Para desarrollar el índice de fragilidad de Palumbo (FI) se utilizó una herramienta de evaluación geriátrica modificada (mGA) que utiliza la edad, el estado funcional determinado por la evaluación de las actividades de la vida diaria (ADL) y las actividades instrumentales de la vida diaria (IADL), además del estado de comorbilidad. . El FI clasifica a los pacientes en grupos de ajuste, ajuste intermedio y frágiles. En un análisis retrospectivo de datos en 867 adultos mayores con MM, la toxicidad, la interrupción del tratamiento y las tasas de supervivencia se correlacionaron con el FI. Como resultado de este trabajo de validación retrospectivo, el estado de adecuación/fragilidad ahora se evalúa en el entorno clínico recopilando información de un mGA y proporcionando los datos al proveedor de atención para guiar las decisiones de tratamiento. Los predictores de toxicidad en pacientes de edad avanzada incluyen la edad, las variables de tumor/tratamiento, los laboratorios y las variables de evaluación geriátrica. El mCGA utilizado en este estudio incluye la evaluación de las actividades de la vida diaria (ADL), las ADLS instrumentales (IADL), el riesgo de toxicidad mediante la "Calculadora de toxicidad de la quimioterapia" del Cancer and Aging Research Group (CARG) y variables adicionales como la edad, las caídas en últimos seis meses, audición, neuropatía periférica, aclaramiento de creatinina, estadio y fecha de diagnóstico.

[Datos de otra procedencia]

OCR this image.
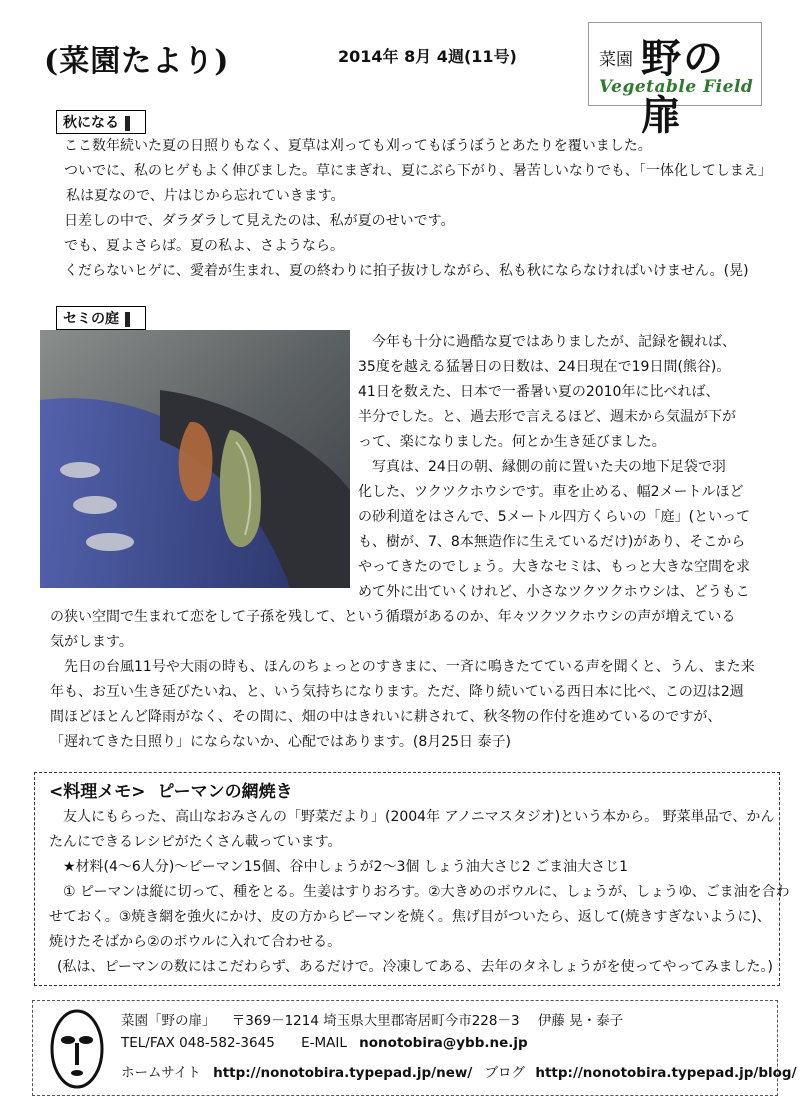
(菜園たより)	2014年 8月 4週(11号)	菜園 野の扉
Vegetable Field
秋になる
ここ数年続いた夏の日照りもなく、夏草は刈っても刈ってもぼうぼうとあたりを覆いました。
ついでに、私のヒゲもよく伸びました。草にまぎれ、夏にぶら下がり、暑苦しいなりでも、「一体化してしまえ」
私は夏なので、片はじから忘れていきます。
日差しの中で、ダラダラして見えたのは、私が夏のせいです。
でも、夏よさらば。夏の私よ、さようなら。
くだらないヒゲに、愛着が生まれ、夏の終わりに拍子抜けしながら、私も秋にならなければいけません。(晃)
セミの庭
今年も十分に過酷な夏ではありましたが、記録を観れば、
35度を越える猛暑日の日数は、24日現在で19日間(熊谷)。
41日を数えた、日本で一番暑い夏の2010年に比べれば、
半分でした。と、過去形で言えるほど、週末から気温が下が
って、楽になりました。何とか生き延びました。
写真は、24日の朝、縁側の前に置いた夫の地下足袋で羽
化した、ツクツクホウシです。車を止める、幅2メートルほど
の砂利道をはさんで、5メートル四方くらいの「庭」(といって
も、樹が、7、8本無造作に生えているだけ)があり、そこから
やってきたのでしょう。大きなセミは、もっと大きな空間を求
めて外に出ていくけれど、小さなツクツクホウシは、どうもこ
の狭い空間で生まれて恋をして子孫を残して、という循環があるのか、年々ツクツクホウシの声が増えている
気がします。
先日の台風11号や大雨の時も、ほんのちょっとのすきまに、一斉に鳴きたてている声を聞くと、うん、また来
年も、お互い生き延びたいね、と、いう気持ちになります。ただ、降り続いている西日本に比べ、この辺は2週
間ほどほとんど降雨がなく、その間に、畑の中はきれいに耕されて、秋冬物の作付を進めているのですが、
「遅れてきた日照り」にならないか、心配ではあります。(8月25日 泰子)
<料理メモ>  ピーマンの網焼き
友人にもらった、高山なおみさんの「野菜だより」(2004年 アノニマスタジオ)という本から。 野菜単品で、かん
たんにできるレシピがたくさん載っています。
★材料(4～6人分)～ピーマン15個、谷中しょうが2～3個 しょう油大さじ2 ごま油大さじ1
① ピーマンは縦に切って、種をとる。生姜はすりおろす。②大きめのボウルに、しょうが、しょうゆ、ごま油を合わ
せておく。③焼き網を強火にかけ、皮の方からピーマンを焼く。焦げ目がついたら、返して(焼きすぎないように)、
焼けたそばから②のボウルに入れて合わせる。
(私は、ピーマンの数にはこだわらず、あるだけで。冷凍してある、去年のタネしょうがを使ってやってみました。)
菜園「野の扉」 〒369－1214 埼玉県大里郡寄居町今市228－3 伊藤 晃・泰子
TEL/FAX 048-582-3645 E-MAIL nonotobira@ybb.ne.jp
ホームサイト http://nonotobira.typepad.jp/new/ ブログ http://nonotobira.typepad.jp/blog/
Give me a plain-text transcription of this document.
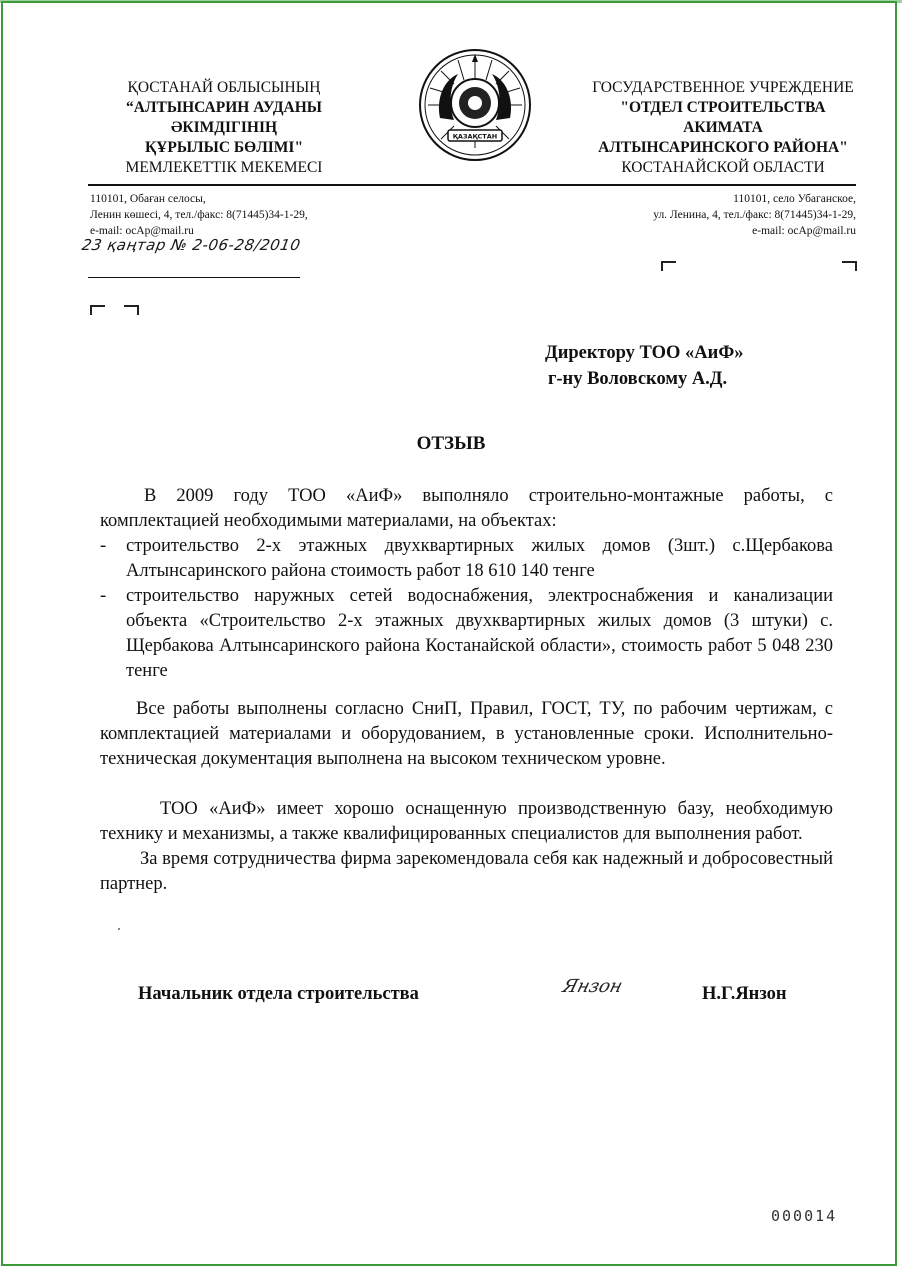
ҚОСТАНАЙ ОБЛЫСЫНЫҢ
“АЛТЫНСАРИН АУДАНЫ
ӘКІМДІГІНІҢ
ҚҰРЫЛЫС БӨЛІМІ"
МЕМЛЕКЕТТІК МЕКЕМЕСІ
ҚАЗАҚСТАН
ГОСУДАРСТВЕННОЕ УЧРЕЖДЕНИЕ
"ОТДЕЛ СТРОИТЕЛЬСТВА
АКИМАТА
АЛТЫНСАРИНСКОГО РАЙОНА"
КОСТАНАЙСКОЙ ОБЛАСТИ
110101, Обаған селосы,
Ленин көшесі, 4, тел./факс: 8(71445)34-1-29,
e-mail: ocAp@mail.ru
110101, село Убаганское,
ул. Ленина, 4, тел./факс: 8(71445)34-1-29,
e-mail: ocAp@mail.ru
23 қаңтар № 2-06-28/2010
Директору ТОО «АиФ»
г-ну Воловскому А.Д.
ОТЗЫВ

В 2009 году ТОО «АиФ» выполняло строительно-монтажные работы, с комплектацией необходимыми материалами, на объектах:

- строительство 2-х этажных двухквартирных жилых домов (3шт.) с.Щербакова Алтынсаринского района стоимость работ 18 610 140 тенге
- строительство наружных сетей водоснабжения, электроснабжения и канализации объекта «Строительство 2-х этажных двухквартирных жилых домов (3 штуки) с. Щербакова Алтынсаринского района Костанайской области», стоимость работ 5 048 230 тенге

Все работы выполнены согласно СниП, Правил, ГОСТ, ТУ, по рабочим чертижам, с комплектацией материалами и оборудованием, в установленные сроки. Исполнительно-техническая документация выполнена на высоком техническом уровне.

ТОО «АиФ» имеет хорошо оснащенную производственную базу, необходимую технику и механизмы, а также квалифицированных специалистов для выполнения работ.

За время сотрудничества фирма зарекомендовала себя как надежный и добросовестный партнер.

Начальник отдела строительства	Янзон	Н.Г.Янзон
000014
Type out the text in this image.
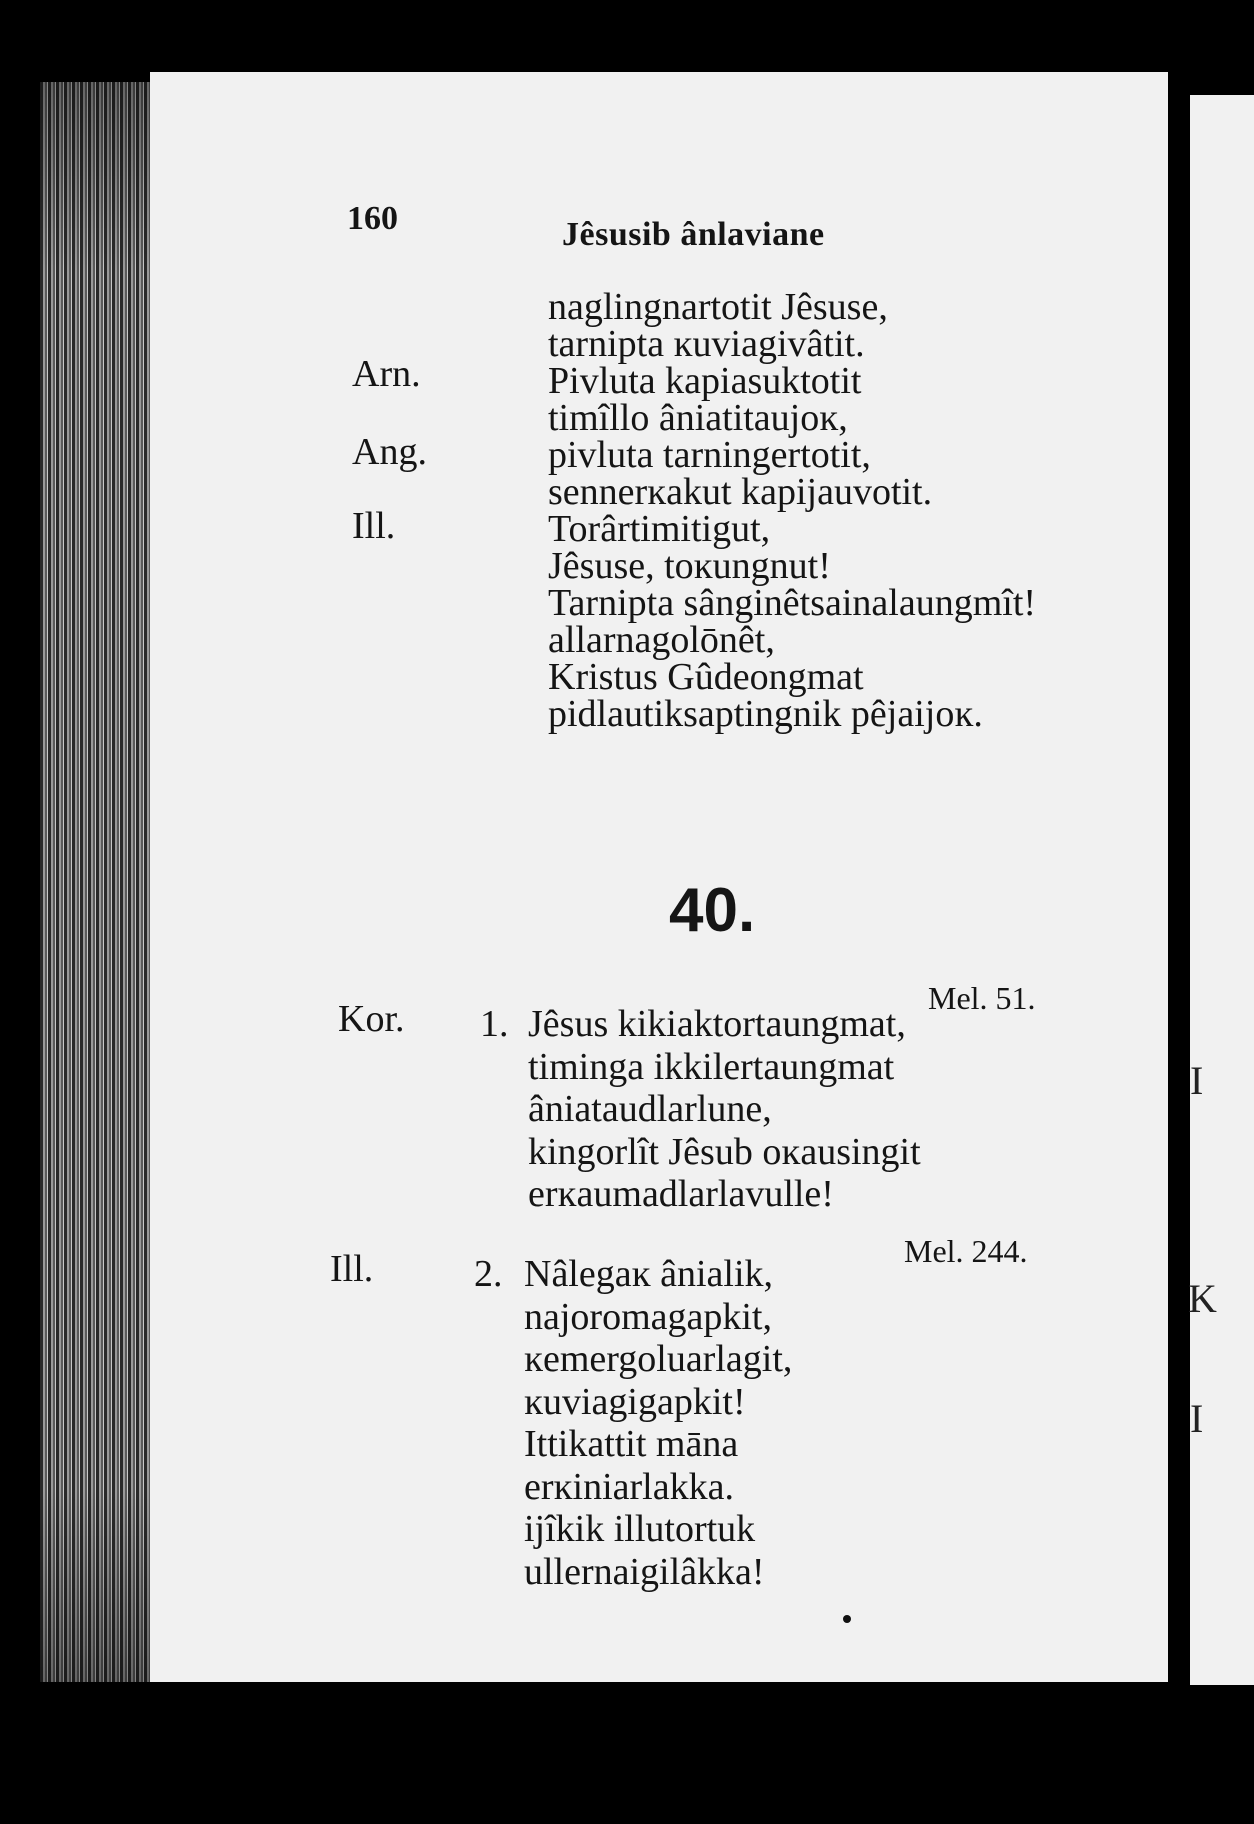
I
K
I
160	Jêsusib ânlaviane
Arn.
Ang.
Ill.
naglingnartotit Jêsuse,
tarnipta ĸuviagivâtit.
Pivluta kapiasuktotit
timîllo âniatitaujoĸ,
pivluta tarningertotit,
sennerĸakut kapijauvotit.
Torârtimitigut,
Jêsuse, toĸungnut!
Tarnipta sânginêtsainalaungmît!
allarnagolōnêt,
Kristus Gûdeongmat
pidlautiksaptingnik pêjaijoĸ.
40.
Mel. 51.
Kor. 1. Jêsus kikiaktortaungmat,
timinga ikkilertaungmat
âniataudlarlune,
kingorlît Jêsub oĸausingit
erĸaumadlarlavulle!
Mel. 244.
Ill.	2. Nâlegaĸ ânialik,
najoromagapkit,
ĸemergoluarlagit,
ĸuviagigapkit!
Ittikattit māna
erĸiniarlakka.
ijîkik illutortuk
ullernaigilâkka!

La ciencia de la atención del cáncer basada en valores está en su infancia. La asociación entre la calidad y los resultados de los pacientes sigue siendo en gran medida una cosa del futuro; se basará en estudios longitudinales por venir que implicarán una nueva generación de macrodatos mejor estructurados. Por lo tanto, alinear las decisiones de tratamiento basadas en la evidencia con los objetivos del paciente y el estado de rendimiento/adecuación del paciente es una ciencia imperfecta. No hay mejor caso de tal enigma que con la población de pacientes con NSCLC avanzado, donde la enfermedad es a menudo agresiva, las opciones de tratamiento son numerosas y complicadas, los pacientes a menudo tienen una alta carga de síntomas relacionados con la enfermedad y el tratamiento, y la trayectoria de supervivencia general es, lamentablemente, entre el más breve de todos los diagnósticos de cáncer.